Another kind as above-described embodiment illustrates, as shown in Figure 10, judge module 14 comprises further:
Second judging unit 141 ', for utilizing the posture feature information of three-dimensional face images to judge whether three-dimensional face images comes from live body, if proceed to the 3rd judging unit;
For utilizing, 3rd judging unit 142 ', represents that the face characteristic information of face characteristic judges whether three-dimensional face images comes from live body.
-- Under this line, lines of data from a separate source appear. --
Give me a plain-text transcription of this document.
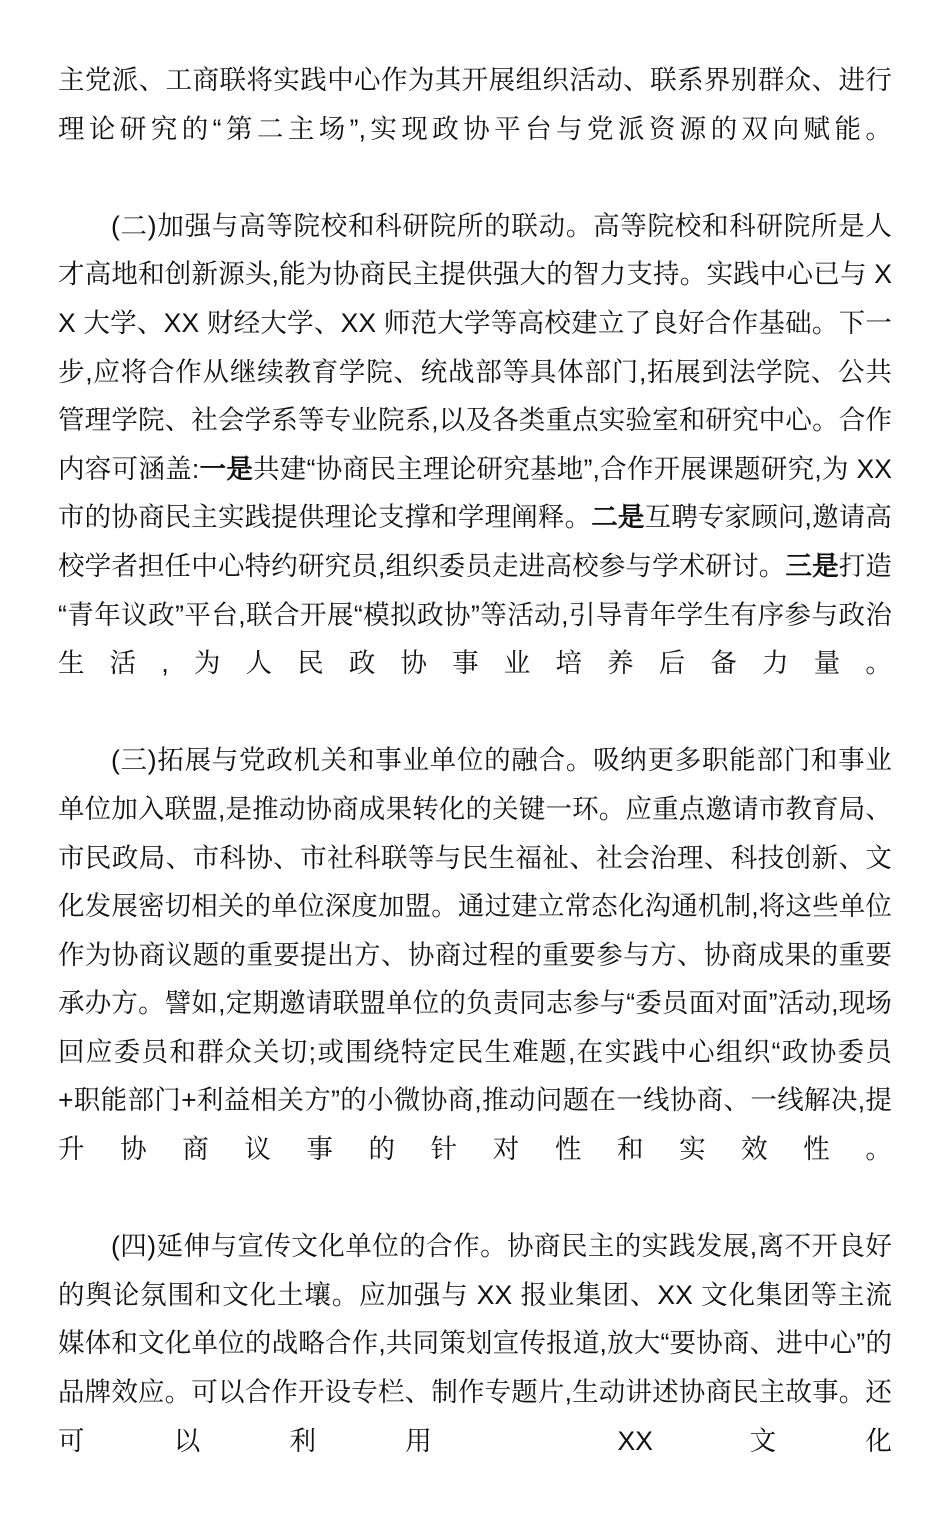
主党派、工商联将实践中心作为其开展组织活动、联系界别群众、进行理论研究的“第二主场”,实现政协平台与党派资源的双向赋能。

(二)加强与高等院校和科研院所的联动。高等院校和科研院所是人才高地和创新源头,能为协商民主提供强大的智力支持。实践中心已与 XX 大学、XX 财经大学、XX 师范大学等高校建立了良好合作基础。下一步,应将合作从继续教育学院、统战部等具体部门,拓展到法学院、公共管理学院、社会学系等专业院系,以及各类重点实验室和研究中心。合作内容可涵盖:一是共建“协商民主理论研究基地”,合作开展课题研究,为 XX 市的协商民主实践提供理论支撑和学理阐释。二是互聘专家顾问,邀请高校学者担任中心特约研究员,组织委员走进高校参与学术研讨。三是打造“青年议政”平台,联合开展“模拟政协”等活动,引导青年学生有序参与政治生活,为人民政协事业培养后备力量。

(三)拓展与党政机关和事业单位的融合。吸纳更多职能部门和事业单位加入联盟,是推动协商成果转化的关键一环。应重点邀请市教育局、市民政局、市科协、市社科联等与民生福祉、社会治理、科技创新、文化发展密切相关的单位深度加盟。通过建立常态化沟通机制,将这些单位作为协商议题的重要提出方、协商过程的重要参与方、协商成果的重要承办方。譬如,定期邀请联盟单位的负责同志参与“委员面对面”活动,现场回应委员和群众关切;或围绕特定民生难题,在实践中心组织“政协委员+职能部门+利益相关方”的小微协商,推动问题在一线协商、一线解决,提升协商议事的针对性和实效性。

(四)延伸与宣传文化单位的合作。协商民主的实践发展,离不开良好的舆论氛围和文化土壤。应加强与 XX 报业集团、XX 文化集团等主流媒体和文化单位的战略合作,共同策划宣传报道,放大“要协商、进中心”的品牌效应。可以合作开设专栏、制作专题片,生动讲述协商民主故事。还可以利用 XX 文化
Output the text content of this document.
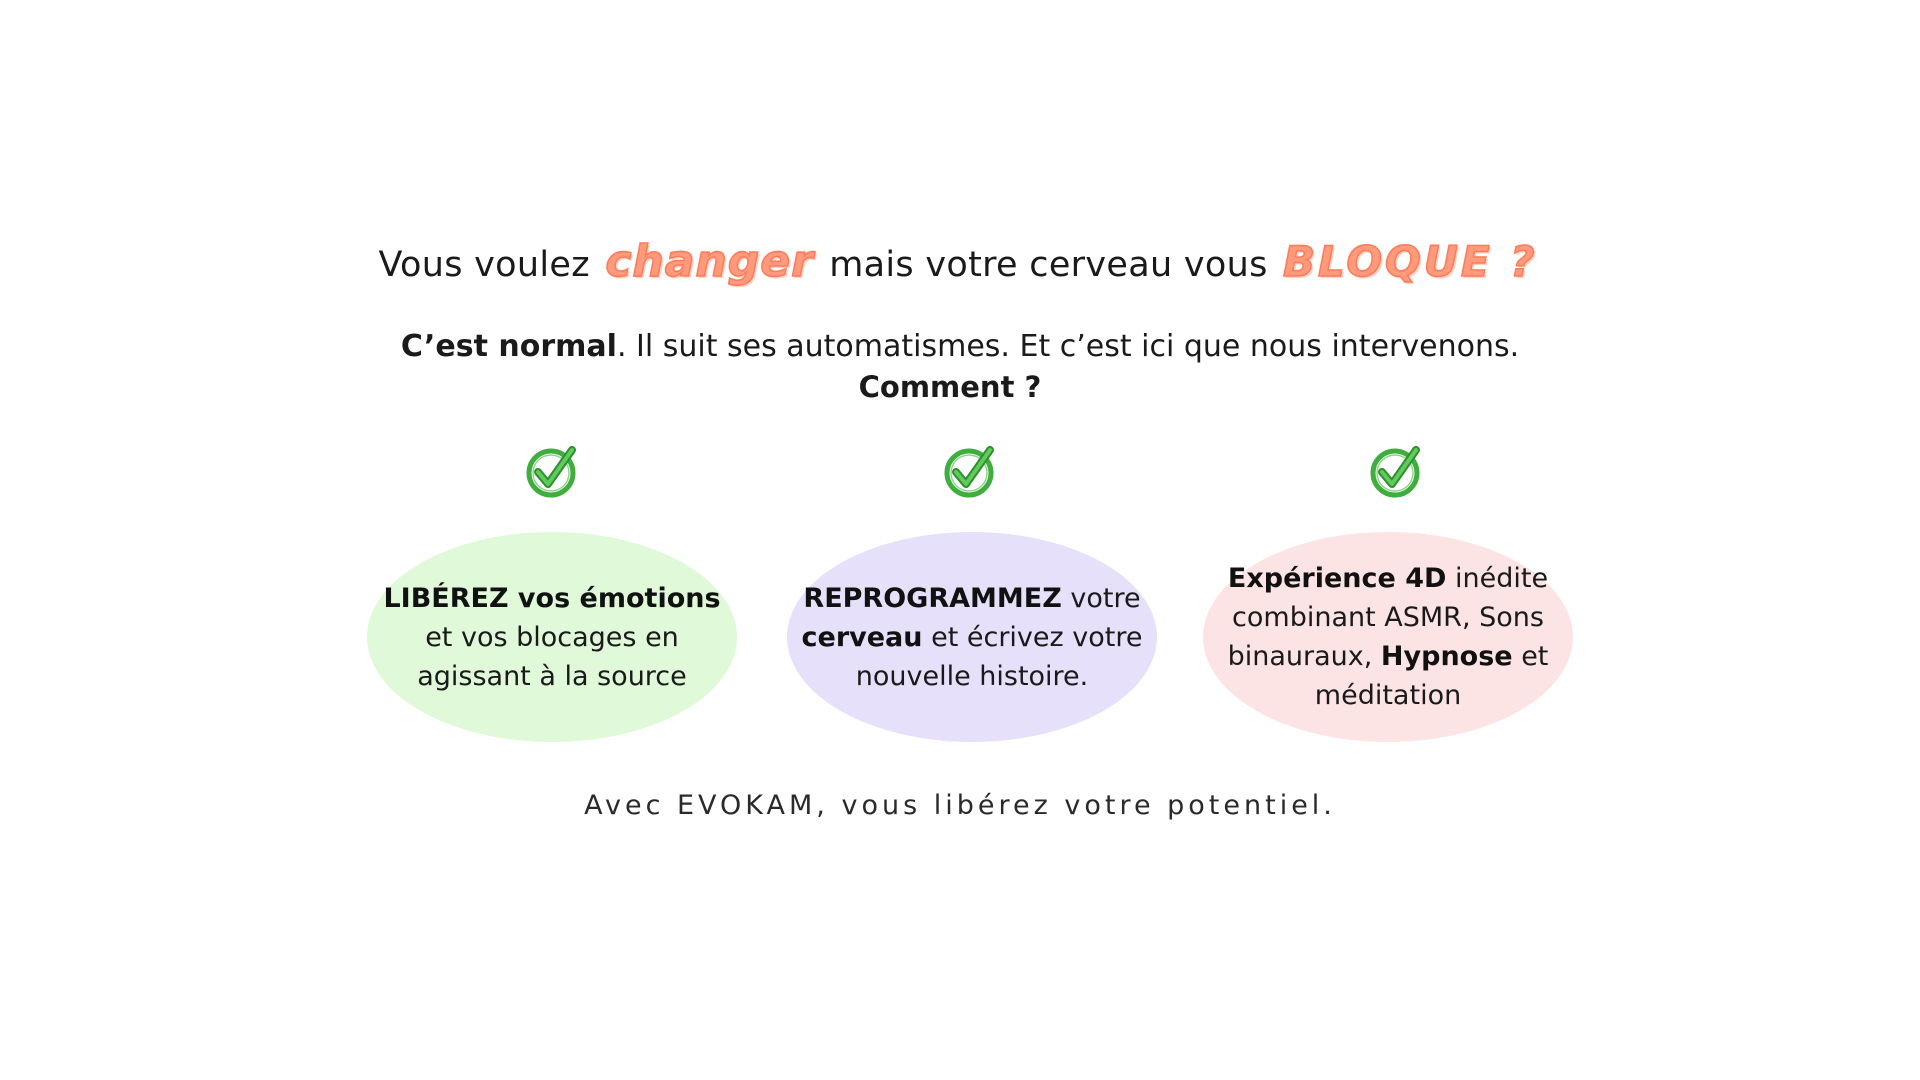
Vous voulez changer mais votre cerveau vous BLOQUE ?
C’est normal. Il suit ses automatismes. Et c’est ici que nous intervenons.
Comment ?
LIBÉREZ vos émotions
et vos blocages en
agissant à la source
REPROGRAMMEZ votre
cerveau et écrivez votre
nouvelle histoire.
Expérience 4D inédite
combinant ASMR, Sons
binauraux, Hypnose et
méditation
Avec EVOKAM, vous libérez votre potentiel.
First the device of embodiment of the present invention face In vivo detection utilizes the posture feature information of three-dimensional face images to judge whether three-dimensional face images comes from live body by the second judging unit, if not, then directly obtain final detection result, represent that the face characteristic information of face characteristic judges whether three-dimensional face images comes from live body and do to detect further if then utilized by the 3rd judging unit again.The present embodiment first does preliminary judgement by the second judging unit, detecting obviously is not the three-dimensional face images coming from live body, do meticulousr judgement by the 3rd judging unit more afterwards, effectively can improve the efficiency of In vivo detection, improve detection speed and degree of accuracy.The present embodiment is a kind of example, and the second judging unit can be utilize the face characteristic information representing face characteristic to do preliminary judgement, and the 3rd judges it can is utilize the posture feature information of three-dimensional face images to do to judge further, is not limited to described in above-described embodiment.
The above is the preferred embodiment of the present invention; it should be pointed out that for those skilled in the art, under the prerequisite not departing from principle of the present invention; can also make some improvements and modifications, these improvements and modifications also should be considered as protection scope of the present invention.